Montrose - Our people must learn to be on time, or they will get left by the Lackawanna and Montrose Railroad. Monday morning, Arthur True was aboard the train, which was just ready to start, but his baggage had not arrived. The conductor delayed a little at his urgent request, but when he could wait no longer, although the baggage was in sight, Mr. True was obliged to disembark. As the express team came up with the trunks, Tom Smith at once recognized the gray mule as one he stole during the war, at Hilton Head, but he immediately recalled the fact that this mule was one he bought with a hog, and was over 30 years of age [no wonder the baggage was late] and appealing to Comrade Burgess for the veracity of his statement, who at once confirmed it, and everybody knows that Tom is never parsimonious of the truth. Conductor Carpenter wants people to understand his train makes no tarrying for ancient mules and that there will be no stopping to pick berries between Montrose and Alford.


Harford - W.H. Patterson has just completed a belfry on Vegetable Hall, fair ground. The bell will add another useful feature to the labor of Fair Day; calling together heads of different departments, judges, etc. A large Gentlemen's Dressing Room has been completed.
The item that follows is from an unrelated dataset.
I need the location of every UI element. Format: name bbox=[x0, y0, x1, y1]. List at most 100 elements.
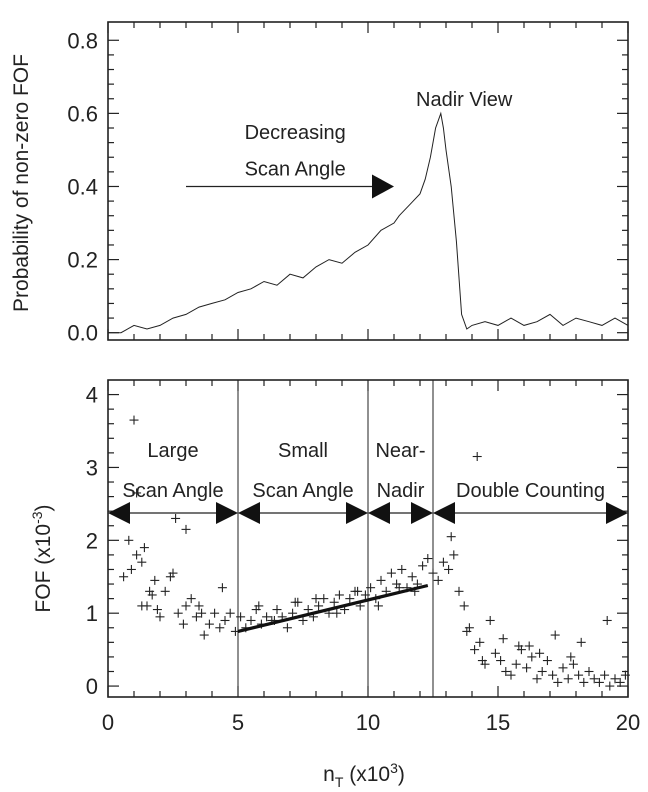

The Executive Committee spared no time or money to make this Fair a success. The Society, appreciating good music, have secured Bauer's Band of Scranton. This alone is worth coming to Harford Fair.


Susquehanna - Ed Hannigan, a tramp who was arrested last Monday, plead guilty to vagrancy and was sentenced to the stone yard for five days, was released this morning. He refused, from the start, to do a stroke of work, and has been leading a quite. Tanner-like existence, on bread and water, ever since. Said he hadn't done any work in ten years or so, and didn't propose to commence just now. He departed the borough, not very fat, but with the satisfying consciousness that he "didn't do any work, just the same."


News Briefs - Press Notices: The first person who conceived the idea of putting a spoonful of ice cream into a glass of soda water, lives in Lycoming County, Pa., where he runs a drug store.


Montrose - Hyde Crocker, mail agent on the Montrose narrow gauge railroad, is quite a genius as an engraver on wood. He has cone cane on which he has inscribed in plain letters a brief history of Susquehanna County; on another the genealogy of the Crocker family and on a third staff the record of the Scranton Prisoners-of-War Association and names of its members.